11:26 AM, 30th January 2017, About 4 years ago 28
In an article for the Northamptonshire Telegraph Councillor James Burton was reported as below:
“The problem is one that has affected councils across the country, and Cllr James Burton (Con, All Saints) says it is not one members are taking lightly. He said: “Homelessness is happening throughout the country, not just in Kettering. It is a huge issue at the present time.
“I believe Kettering is coping and it is on the increase, there’s no doubt about that, but we have reasons for that. “We know what the reasons are and we are putting things in place hopefully to manage with that.”
Cllr Burton said one of the main reasons is people being evicted by private landlords.

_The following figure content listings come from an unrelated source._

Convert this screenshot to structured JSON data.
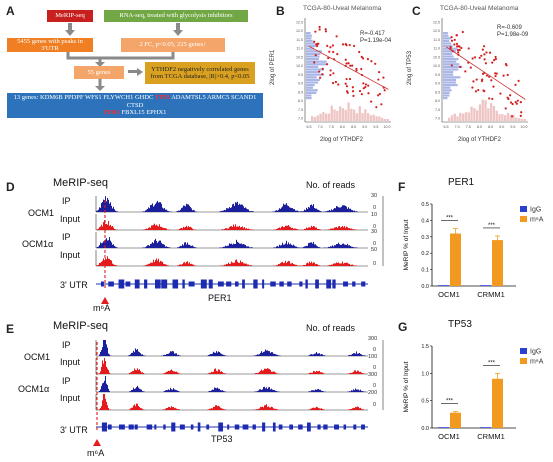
{
  "panels": {
    "A": "A",
    "B": "B",
    "C": "C",
    "D": "D",
    "E": "E",
    "F": "F",
    "G": "G"
  },
  "flow": {
    "merip": "MeRIP-seq",
    "rnaseq": "RNA-seq, treated with glycolysis inhibitors",
    "peaks": "5455 genes with peaks in 3'UTR",
    "fc": "2 FC, p<0.05, 225 genes↑",
    "genes55": "55 genes",
    "ythdf2": "YTHDF2 negatively correlated genes from TCGA database, |R|>0.4, p<0.05",
    "final_prefix": "13 genes: KDM6B PPDPF WFS1 FLYWCH1 GHDC",
    "final_tp53": "TP53",
    "final_mid": "ADAMTSL5 ARMC5 SCAND1 CTSD",
    "final_per1": "PER1",
    "final_suffix": "FBXL15 EPHX1"
  },
  "scatterB": {
    "title": "TCGA-80-Uveal Melanoma",
    "r": "R=-0.417",
    "p": "P=1.19e-04",
    "xlabel": "2log of YTHDF2",
    "ylabel": "2log of PER1",
    "yticks": [
      "12.5",
      "12.0",
      "11.5",
      "11.0",
      "10.5",
      "10.0",
      "9.5",
      "9.0",
      "8.5",
      "8.0",
      "7.5",
      "7.0"
    ],
    "xticks": [
      "6.5",
      "7.0",
      "7.5",
      "8.0",
      "8.5",
      "9.0",
      "9.5",
      "10.0"
    ]
  },
  "scatterC": {
    "title": "TCGA-80-Uveal Melanoma",
    "r": "R=-0.609",
    "p": "P=1.98e-09",
    "xlabel": "2log of YTHDF2",
    "ylabel": "2log of TP53",
    "yticks": [
      "12.5",
      "12.0",
      "11.5",
      "11.0",
      "10.5",
      "10.0",
      "9.5",
      "9.0",
      "8.5",
      "8.0",
      "7.5",
      "7.0"
    ],
    "xticks": [
      "6.5",
      "7.0",
      "7.5",
      "8.0",
      "8.5",
      "9.0",
      "9.5",
      "10.0"
    ]
  },
  "trackD": {
    "title": "MeRIP-seq",
    "reads": "No. of reads",
    "cell1": "OCM1",
    "cell2": "OCM1α",
    "ip": "IP",
    "input": "Input",
    "scale": [
      "30",
      "0",
      "10",
      "0",
      "30",
      "0",
      "50",
      "0"
    ],
    "utr": "3' UTR",
    "gene": "PER1",
    "m6a": "m⁶A"
  },
  "trackE": {
    "title": "MeRIP-seq",
    "reads": "No. of reads",
    "cell1": "OCM1",
    "cell2": "OCM1α",
    "ip": "IP",
    "input": "Input",
    "scale": [
      "300",
      "0",
      "100",
      "0",
      "300",
      "0",
      "200",
      "0"
    ],
    "utr": "3' UTR",
    "gene": "TP53",
    "m6a": "m⁶A"
  },
  "chart_data": [
    {
      "type": "bar",
      "title": "PER1",
      "ylabel": "MeRIP % of Input",
      "categories": [
        "OCM1",
        "CRMM1"
      ],
      "series": [
        {
          "name": "IgG",
          "values": [
            0.0,
            0.0
          ],
          "color": "#2b3fd1"
        },
        {
          "name": "m⁶A",
          "values": [
            0.32,
            0.28
          ],
          "color": "#f29a1f"
        }
      ],
      "errors": [
        0.03,
        0.025
      ],
      "ylim": [
        0,
        0.5
      ],
      "yticks": [
        "0.0",
        "0.1",
        "0.2",
        "0.3",
        "0.4",
        "0.5"
      ],
      "significance": [
        "***",
        "***"
      ]
    },
    {
      "type": "bar",
      "title": "TP53",
      "ylabel": "MeRIP % of Input",
      "categories": [
        "OCM1",
        "CRMM1"
      ],
      "series": [
        {
          "name": "IgG",
          "values": [
            0.0,
            0.0
          ],
          "color": "#2b3fd1"
        },
        {
          "name": "m⁶A",
          "values": [
            0.28,
            0.9
          ],
          "color": "#f29a1f"
        }
      ],
      "errors": [
        0.02,
        0.1
      ],
      "ylim": [
        0,
        1.5
      ],
      "yticks": [
        "0.0",
        "0.5",
        "1.0",
        "1.5"
      ],
      "significance": [
        "***",
        "***"
      ]
    }
  ]
}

He added: “What they’re doing is getting people on a lower rate out and getting people on a higher rate in.”
“It’s all to do with business, but unfortunately it puts a strain because they’ve got nowhere else to go so they come to us.”

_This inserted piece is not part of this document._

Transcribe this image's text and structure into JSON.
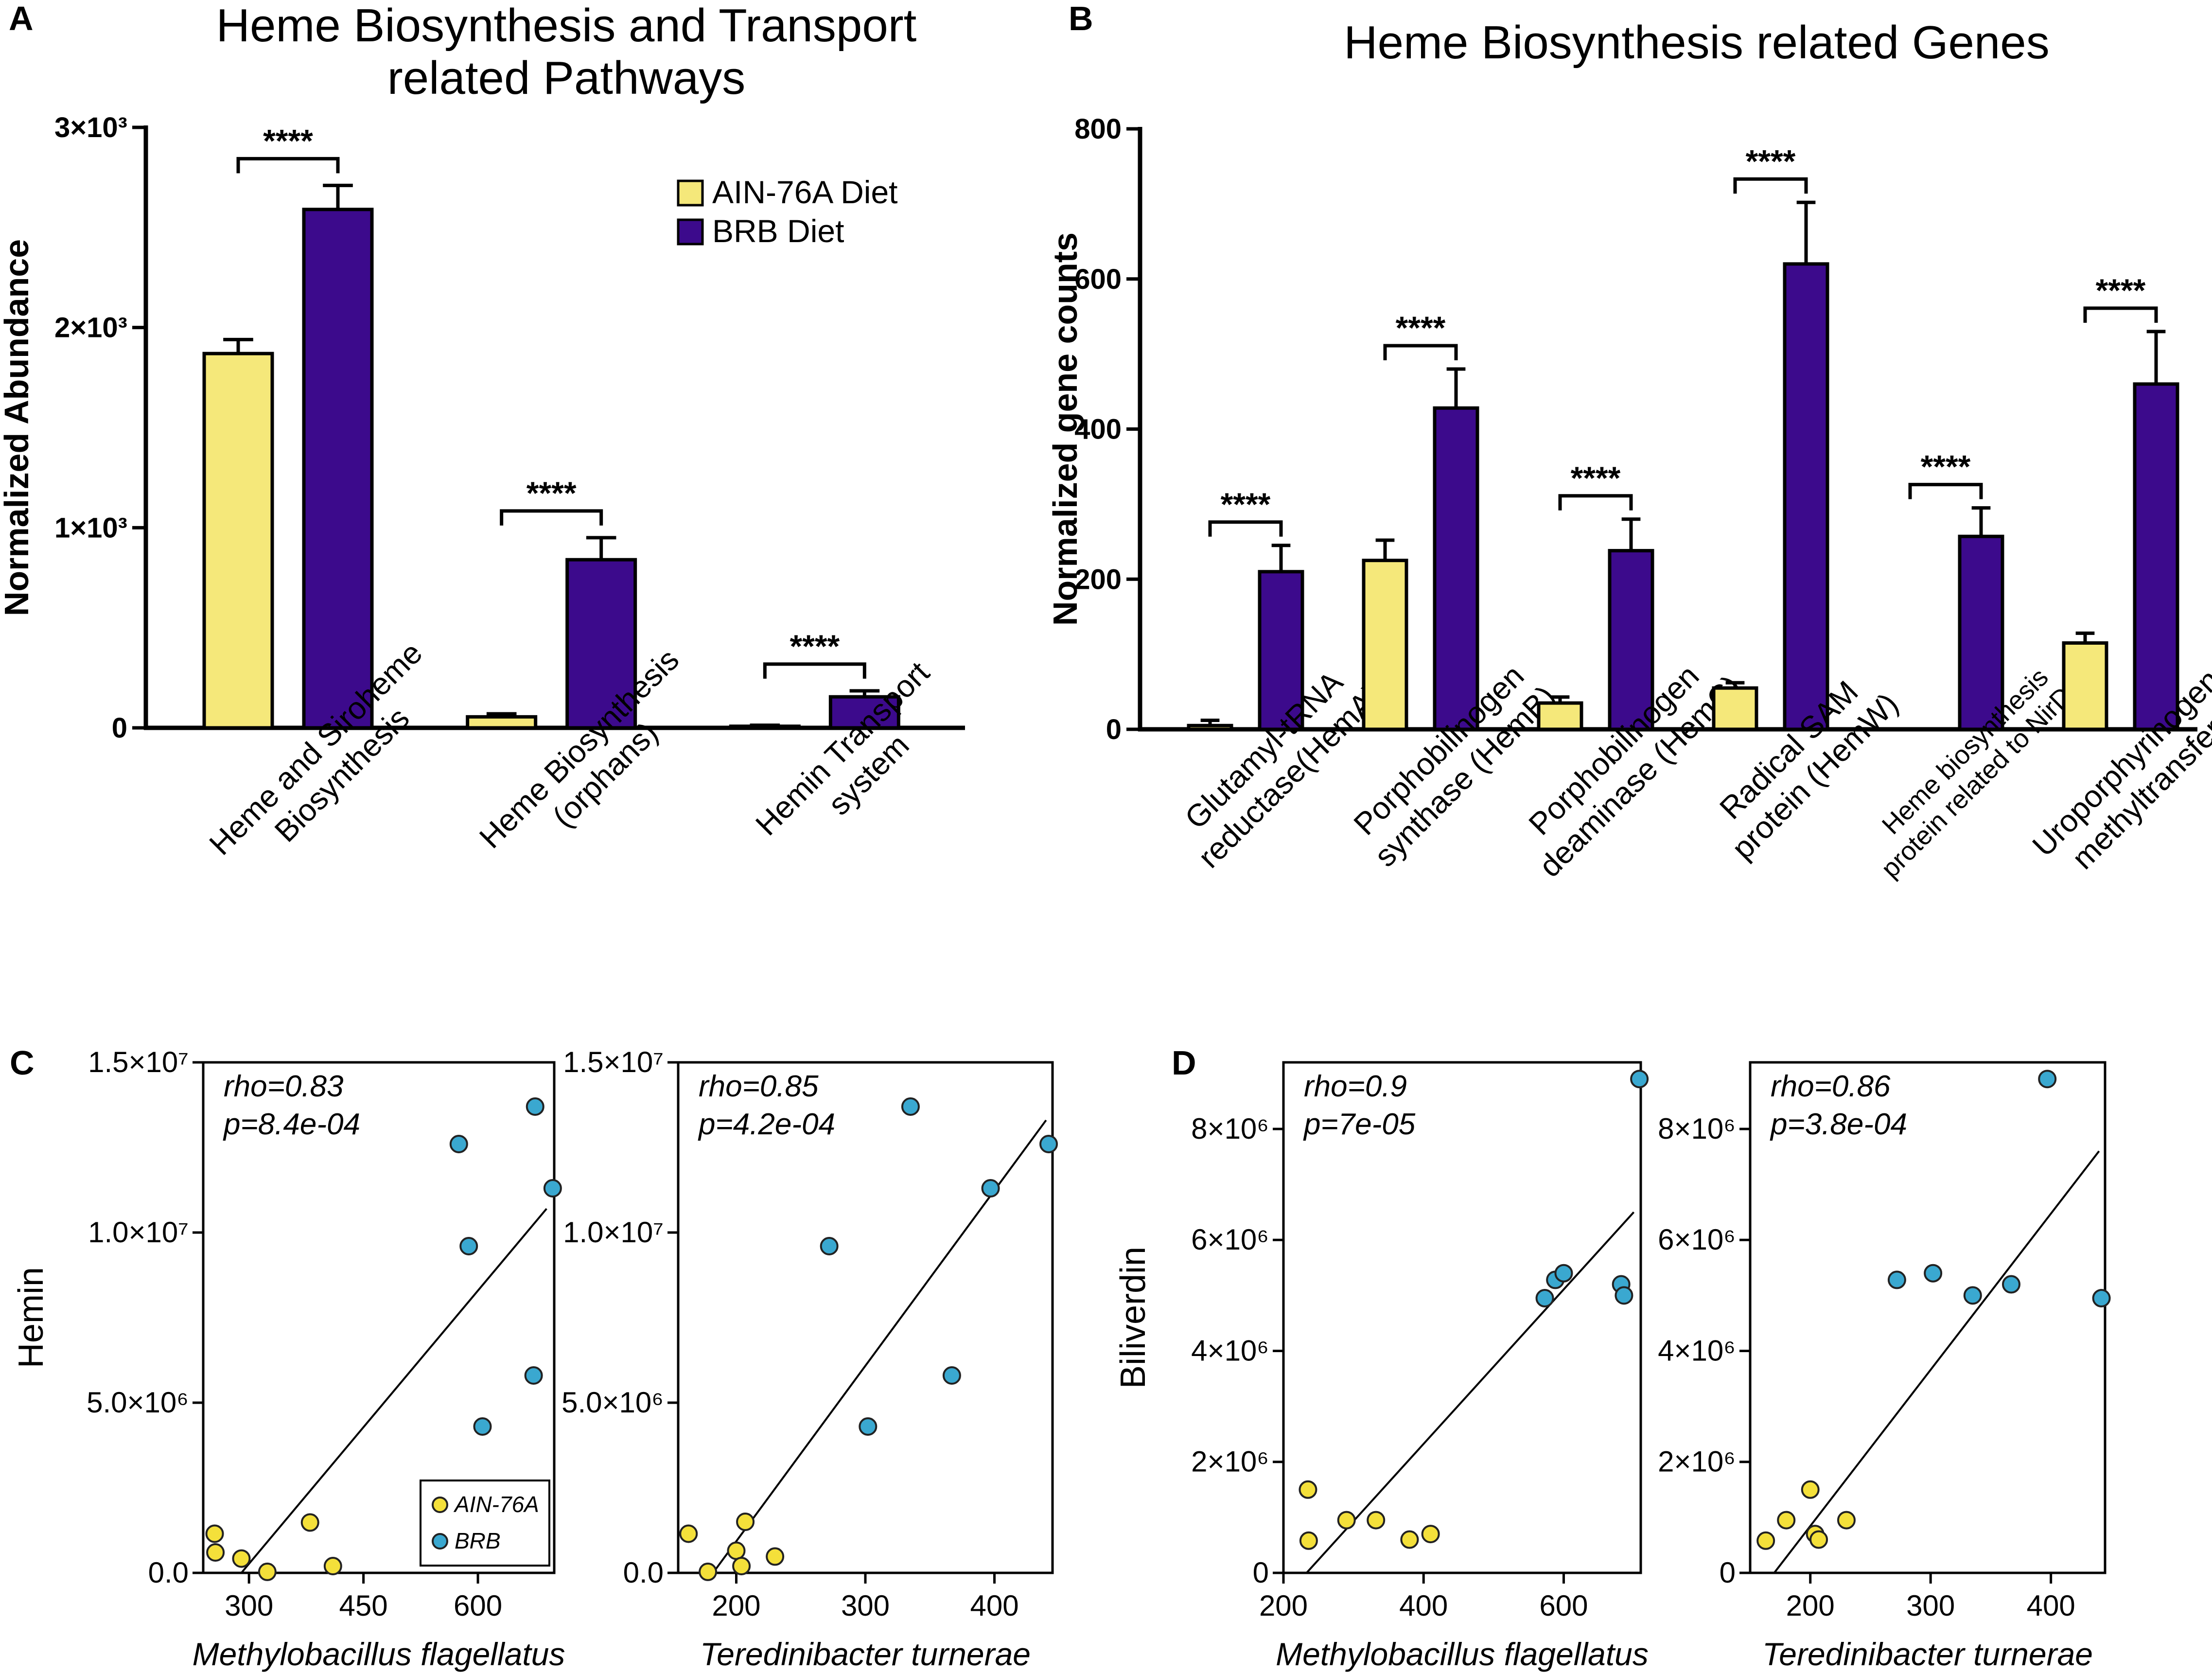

Click Here to read the full article
The Letter I wrote in response to this is copied here:
Dear Mr Burton.
It has been drawn to my attention that you have suggested that rising homelessness in Kettering is caused by private landlords evicting. Unfortunately, you have not given the reasons why this would be so. Because you have not done this, it implies that private landlords just like to evict, or as some people suggest, that we do so in order to replace tenants with others who can pay more, as we are greedy people. In fact, the main cause of landlords evicting up till now has been when tenants have broken their tenancy agreements, often by not paying the rent and/or damaging the properties. Most professional landlords like myself have never increased rents for tenants in situ or evicted good tenants who abide by their tenancy agreements.
You will also find, if you look into this more deeply, that the real causes of homelessness are things like drug or alcohol dependency; that is, homelessness is not ’caused’ by landlords, even if they have to evict tenants. To blame landlords for evicting tenants in breach of their agreements is rather like saying that it is an employer’s fault if she or he sacks someone who has stolen from them. This constitutes a kind of infantilisation of people and encourages the abrogation of their responsibilities for their own behaviour (and, as usual, the displacement of this responsibility onto landlords).
However, I will acknowledge that landlords are now in fact starting to evict tenants in order to raise rents; this is generally a new development as it has not been in our business interests to have unnecessary churn, which leads to voids, contrary to popular stereotype. Landlords are not, however, raising the rents in order to pocket the proceeds, but rather to pay the potentially infinite tax rates which will apply from April 2017. If you are not au fait with Section 24 of the Finance (no.2) Act 2015, I put the link here to my comprehensive report on it. You will find it enlightening and will see how this measure is going to prove catastrophic for levels on homelessness in this country.